THE CBC reported yesterday that there is tremendous turmoil within the Conservative Party over the legalization of marijuana. Without Stephen Harper, the issue has created controversy. The story below is by Stephen Dyer.
As candidates for the Conservative Party’s leadership race continue to line up, an issue has emerged that many thought the Tories had put to bed a long time ago — the legalization of marijuana.
Former prime minister Stephen Harper called marijuana “infinitely worse” than tobacco. “If we sell marijuana in stores like alcohol and tobacco, that will protect our kids? No one believes that,” he said.
But last week Maxime Bernier injected a slightly unexpected element into the race when he suggested he was leaning toward supporting a Liberal motion to legalize possession of marijuana for recreational use, as has already happened in four U.S. states and the District of Columbia.
“I think it must be time to have a discussion with that,” he told Rosemary Barton, host of CBC News Network’s Power & Politics. “I am happy that this government will bring a bill.”
“I am more for it” than against it, he said. “It depends how the government will do it. At the end I will decide whether I will vote for it or against it. But I am more toward — for — that.”
That position sets Bernier at odds with his party’s long-held opposition to loosening the laws against recreational use of marijuana.
Law unpopular with Tory voters
According to Vote Compass, CBC’s voter-engagement survey, about 37 per cent of Conservative voters in the last election said they supported the full legalization of marijuana.
Another 38 per cent of Conservatives supported the NDP’s position of decriminalization of marijuana — a step short of legalization that would treat pot possession similar to a traffic offence.
Only a quarter of Conservative voters agreed with Harper’s position that marijuana possession should remain a criminal offence — a number that drops to 14 per cent across all voters.
These numbers suggest there is an audience within the Conservative Party for a more libertarian viewpoint — like the one Bernier is pitching.

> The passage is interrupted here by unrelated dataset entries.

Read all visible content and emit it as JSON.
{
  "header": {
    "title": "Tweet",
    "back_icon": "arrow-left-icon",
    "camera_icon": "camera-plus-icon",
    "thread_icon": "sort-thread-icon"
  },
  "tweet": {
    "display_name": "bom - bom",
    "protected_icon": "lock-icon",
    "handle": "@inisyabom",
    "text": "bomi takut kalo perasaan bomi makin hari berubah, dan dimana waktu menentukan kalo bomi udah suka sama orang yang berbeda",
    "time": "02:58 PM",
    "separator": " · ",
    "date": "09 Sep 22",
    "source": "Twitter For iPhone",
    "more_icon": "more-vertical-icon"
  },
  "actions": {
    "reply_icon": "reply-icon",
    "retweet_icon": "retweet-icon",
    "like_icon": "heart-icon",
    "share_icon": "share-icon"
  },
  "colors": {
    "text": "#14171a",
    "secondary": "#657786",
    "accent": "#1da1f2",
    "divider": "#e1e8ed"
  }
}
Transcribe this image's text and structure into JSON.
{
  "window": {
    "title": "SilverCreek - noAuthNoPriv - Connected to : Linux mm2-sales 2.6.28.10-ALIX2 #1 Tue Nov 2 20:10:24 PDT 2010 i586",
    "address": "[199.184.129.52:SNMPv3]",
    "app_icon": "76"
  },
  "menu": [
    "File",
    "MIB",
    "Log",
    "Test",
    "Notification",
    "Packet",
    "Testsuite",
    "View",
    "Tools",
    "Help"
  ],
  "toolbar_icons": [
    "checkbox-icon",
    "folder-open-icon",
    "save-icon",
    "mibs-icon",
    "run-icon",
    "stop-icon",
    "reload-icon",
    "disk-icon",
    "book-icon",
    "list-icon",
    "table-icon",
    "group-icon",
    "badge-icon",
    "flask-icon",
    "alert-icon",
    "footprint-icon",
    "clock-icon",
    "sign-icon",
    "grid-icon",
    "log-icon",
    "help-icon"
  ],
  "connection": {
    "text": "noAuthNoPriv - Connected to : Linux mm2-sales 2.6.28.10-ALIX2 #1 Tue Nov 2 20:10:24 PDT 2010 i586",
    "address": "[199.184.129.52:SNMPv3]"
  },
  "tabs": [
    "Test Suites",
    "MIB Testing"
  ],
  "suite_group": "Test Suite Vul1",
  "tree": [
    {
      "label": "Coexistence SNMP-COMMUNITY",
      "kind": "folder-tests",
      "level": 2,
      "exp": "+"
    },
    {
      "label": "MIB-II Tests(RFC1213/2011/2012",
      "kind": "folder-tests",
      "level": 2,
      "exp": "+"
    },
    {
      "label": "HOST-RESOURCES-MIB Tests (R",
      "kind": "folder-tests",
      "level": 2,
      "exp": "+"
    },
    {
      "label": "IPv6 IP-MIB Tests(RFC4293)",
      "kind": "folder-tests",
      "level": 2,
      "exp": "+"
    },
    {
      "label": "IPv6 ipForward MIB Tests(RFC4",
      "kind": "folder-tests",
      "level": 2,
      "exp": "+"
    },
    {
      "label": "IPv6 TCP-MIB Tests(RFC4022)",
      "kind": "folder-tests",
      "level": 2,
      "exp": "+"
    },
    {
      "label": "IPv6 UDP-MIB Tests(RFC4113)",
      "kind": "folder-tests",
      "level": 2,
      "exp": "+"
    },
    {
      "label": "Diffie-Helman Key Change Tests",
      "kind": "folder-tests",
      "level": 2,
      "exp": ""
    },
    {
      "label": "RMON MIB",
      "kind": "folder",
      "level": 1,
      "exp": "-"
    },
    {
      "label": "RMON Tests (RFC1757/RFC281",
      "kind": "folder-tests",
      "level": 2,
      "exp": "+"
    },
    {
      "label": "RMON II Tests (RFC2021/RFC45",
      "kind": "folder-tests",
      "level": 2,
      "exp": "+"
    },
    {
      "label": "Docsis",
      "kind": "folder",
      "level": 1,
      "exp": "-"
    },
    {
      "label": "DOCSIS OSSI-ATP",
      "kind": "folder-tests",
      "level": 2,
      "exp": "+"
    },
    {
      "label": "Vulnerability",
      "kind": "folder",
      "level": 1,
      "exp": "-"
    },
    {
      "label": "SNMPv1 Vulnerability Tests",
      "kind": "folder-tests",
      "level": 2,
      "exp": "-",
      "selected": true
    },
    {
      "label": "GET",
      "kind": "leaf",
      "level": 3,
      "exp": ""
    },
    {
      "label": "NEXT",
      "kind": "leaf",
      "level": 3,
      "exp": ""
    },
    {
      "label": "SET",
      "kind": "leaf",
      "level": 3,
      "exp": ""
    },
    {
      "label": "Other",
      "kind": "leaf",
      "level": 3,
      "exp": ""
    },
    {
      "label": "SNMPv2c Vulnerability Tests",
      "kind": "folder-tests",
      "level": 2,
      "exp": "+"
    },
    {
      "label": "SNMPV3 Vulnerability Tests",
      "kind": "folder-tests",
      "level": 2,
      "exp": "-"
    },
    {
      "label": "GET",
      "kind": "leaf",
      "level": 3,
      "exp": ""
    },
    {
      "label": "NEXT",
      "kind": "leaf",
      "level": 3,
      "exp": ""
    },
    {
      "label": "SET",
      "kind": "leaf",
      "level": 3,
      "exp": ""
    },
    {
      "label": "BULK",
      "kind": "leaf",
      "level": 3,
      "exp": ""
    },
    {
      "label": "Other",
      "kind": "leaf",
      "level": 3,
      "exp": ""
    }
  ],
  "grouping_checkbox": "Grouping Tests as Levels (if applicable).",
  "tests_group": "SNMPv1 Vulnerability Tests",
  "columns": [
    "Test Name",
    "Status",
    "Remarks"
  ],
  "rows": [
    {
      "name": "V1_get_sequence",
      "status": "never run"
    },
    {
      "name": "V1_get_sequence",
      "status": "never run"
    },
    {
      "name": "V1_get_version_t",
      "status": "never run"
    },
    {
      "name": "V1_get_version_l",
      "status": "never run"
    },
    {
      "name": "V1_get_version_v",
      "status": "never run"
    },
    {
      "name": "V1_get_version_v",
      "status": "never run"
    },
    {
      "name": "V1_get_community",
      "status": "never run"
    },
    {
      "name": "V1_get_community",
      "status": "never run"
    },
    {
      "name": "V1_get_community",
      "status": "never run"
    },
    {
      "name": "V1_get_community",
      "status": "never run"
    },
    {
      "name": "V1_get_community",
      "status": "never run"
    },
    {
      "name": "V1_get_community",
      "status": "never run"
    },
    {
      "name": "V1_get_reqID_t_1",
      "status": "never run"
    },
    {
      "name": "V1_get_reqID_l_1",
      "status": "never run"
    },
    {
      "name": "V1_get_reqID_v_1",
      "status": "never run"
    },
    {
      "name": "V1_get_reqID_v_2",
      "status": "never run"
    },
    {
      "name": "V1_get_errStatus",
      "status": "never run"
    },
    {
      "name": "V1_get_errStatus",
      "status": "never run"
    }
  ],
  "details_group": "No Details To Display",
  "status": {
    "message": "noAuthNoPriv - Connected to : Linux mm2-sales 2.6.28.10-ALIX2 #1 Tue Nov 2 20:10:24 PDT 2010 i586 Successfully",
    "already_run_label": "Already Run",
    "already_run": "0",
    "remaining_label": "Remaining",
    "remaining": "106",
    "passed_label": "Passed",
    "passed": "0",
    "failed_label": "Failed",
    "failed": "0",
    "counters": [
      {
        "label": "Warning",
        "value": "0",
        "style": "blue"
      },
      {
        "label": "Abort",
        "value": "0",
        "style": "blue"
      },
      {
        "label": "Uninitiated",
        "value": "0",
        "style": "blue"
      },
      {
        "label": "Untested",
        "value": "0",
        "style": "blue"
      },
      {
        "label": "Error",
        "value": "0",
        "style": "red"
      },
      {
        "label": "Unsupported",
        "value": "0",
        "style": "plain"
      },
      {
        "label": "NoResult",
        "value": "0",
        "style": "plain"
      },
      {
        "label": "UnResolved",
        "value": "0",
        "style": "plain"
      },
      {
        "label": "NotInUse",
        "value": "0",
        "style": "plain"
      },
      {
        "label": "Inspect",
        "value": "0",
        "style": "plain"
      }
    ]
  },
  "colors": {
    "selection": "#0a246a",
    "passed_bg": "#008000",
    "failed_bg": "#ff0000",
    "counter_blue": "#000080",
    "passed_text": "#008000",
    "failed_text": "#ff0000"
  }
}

On the other side of the debate is Bernier’s only other declared rival, former minister of labour Dr. Kellie Leitch. She is one of the few Conservatives who have continued to thunder against the impending legalization of marijuana since the party’s electoral defeat in October 2015.
“Health Canada spends hundreds of millions of dollars every year to encourage Canadians to stop smoking. Now the government wants Canadian kids to have access to a drug to smoke, marijuana,” she told the House of Commons in February. “Parents are scared and concerned for their children. The government is sending out mixed signals.”
Indeed, the Liberals have been criticized by advocates of marijuana reform for maintaining the current criminal penalties while they take their time drafting a legalization plan, rather than moving immediately to decriminalize as an interim measure.
Not clear where leader stands
Also sending out mixed signals is interim Conservative Leader Rona Ambrose.
As Harper’s health minister, Ambrose often found herself fronting the party’s anti-legalization approach, including the “reefer madness” strategy of linking marijuana use to mental illness.
So an interview she gave in January to Vancouver radio station CKNW caused considerable confusion about her position.
“The bottom line is there’s a huge faction of people in this country that want — that are mostly adults, to be frank — that want access to pot and they want it legalized and it’s for recreational purposes.”
Ambrose then said she hoped the Liberals would push ahead faster to regulate storefront pot dispensaries that have sprung up around Vancouver.
“I hope the faster they move on this the better, because the proliferation of pot dispensaries is quite large, so it has moved now not just in Vancouver but across the country, and they’re unregulated. So the sooner they can move on that, the better to protect kids.”
Conservatives later explained that Ambrose was merely recognizing the inevitability of legalization, and encouraging the Liberals to get on with it. But government supporters jumped on what they saw as another Conservative post-election reversal.
“Health minister who spent millions of your $ on misleading ads against pot wants us to legalize faster,” tweeted Trudeau’s principal secretary Gerald Butts.
Will the vote be whipped?
It remains to be seen whether marijuana will become an issue in the Tory leadership race, or if members who dissent from the official party line will be able to express those views in Parliament.
Asked whether the party intends to allow a free vote when marijuana reform finally comes before the House, Ambrose’s director of communications Mike Storeshaw told CBC News no decision has been taken.
“Decisions on caucus positions for legislation aren’t made until there’s actually legislation to consider, and we don’t appear to be anywhere near that point yet.”